RELEVÂNCIA De qualquer maneira, os analistas são unânimes ao afirmar que, em seus 21 anos, o Mercosul ganhou importância internacional, apesar das críticas ligadas às dificuldades de se implementar um mercado comum. "É um avanço, do ponto de vista político para a região, a fim de se fazer um contraposto ao norte e de se privilegiar o mercado do sul", afirma Soldano. Segundo Fernandes, o bloco é considerado uma área de estabilização econômica e política e "recolocou os países que fazem parte dele na economia mundial".

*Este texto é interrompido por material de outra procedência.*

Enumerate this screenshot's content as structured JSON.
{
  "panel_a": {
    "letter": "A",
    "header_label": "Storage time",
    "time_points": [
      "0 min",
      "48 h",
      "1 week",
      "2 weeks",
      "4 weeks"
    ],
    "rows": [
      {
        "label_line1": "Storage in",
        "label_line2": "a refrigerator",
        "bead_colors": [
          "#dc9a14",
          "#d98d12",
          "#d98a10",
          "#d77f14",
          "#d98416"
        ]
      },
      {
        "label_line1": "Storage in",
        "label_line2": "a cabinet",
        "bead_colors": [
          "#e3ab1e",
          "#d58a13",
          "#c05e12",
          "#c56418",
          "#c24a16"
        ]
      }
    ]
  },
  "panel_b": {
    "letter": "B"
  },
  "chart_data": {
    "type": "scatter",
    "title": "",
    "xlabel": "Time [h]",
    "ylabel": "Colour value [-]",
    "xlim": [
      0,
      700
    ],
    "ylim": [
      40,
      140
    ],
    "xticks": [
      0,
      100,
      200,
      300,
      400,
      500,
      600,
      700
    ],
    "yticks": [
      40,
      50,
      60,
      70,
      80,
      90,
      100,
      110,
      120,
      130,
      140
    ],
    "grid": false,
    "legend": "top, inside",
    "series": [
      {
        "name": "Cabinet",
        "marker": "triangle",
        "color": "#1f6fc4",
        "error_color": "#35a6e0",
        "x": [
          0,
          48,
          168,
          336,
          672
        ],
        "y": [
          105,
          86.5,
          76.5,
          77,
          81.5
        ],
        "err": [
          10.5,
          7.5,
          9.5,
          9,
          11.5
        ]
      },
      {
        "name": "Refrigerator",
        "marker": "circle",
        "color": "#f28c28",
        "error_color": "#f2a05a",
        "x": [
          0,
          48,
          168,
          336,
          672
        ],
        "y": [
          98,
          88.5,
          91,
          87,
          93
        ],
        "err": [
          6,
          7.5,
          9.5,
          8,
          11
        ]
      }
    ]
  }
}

Para prosseguir com seu desafio de integração, que na avaliação de Fernandes teria como objetivo unir todos os países sul-americanos, ainda há um longo caminho. Três das maiores economias da região – Peru, Chile e Colômbia – estariam hoje impossibilitadas de pertencerem ao grupo como membros plenos por manterem relações de livre comércio com os EUA. Juntos, o Produto Interno Bruto (PIB) das três nações somam mais de US$ 1 trilhão. Os três, com o Equador, são Estados associados do bloco. Também fazia desse grupo a Bolívia, que caminha agora para se tornar membro pleno. Já os PIBs boliviano e equatoriano, somados aos do Suriname e da Guiana, que aguardam resposta ao pedido para integrar o grupo, não chegam a US$ 200 bilhões.

Entre os desafios do Mercosul, a suspensão do Paraguai se coloca como o mais urgente.
A decisão foi tomada em 29 de junho, depois da destituição do então presidente Fernando Lugo, uma semana antes. No entendimento dos líderes do bloco, a ordem democrática no Paraguai foi suspensa no processo. A sanção deve se manter até as eleições presidenciais, em 21 de abril. A expectativa é sobre como o futuro governo lidará com a questão.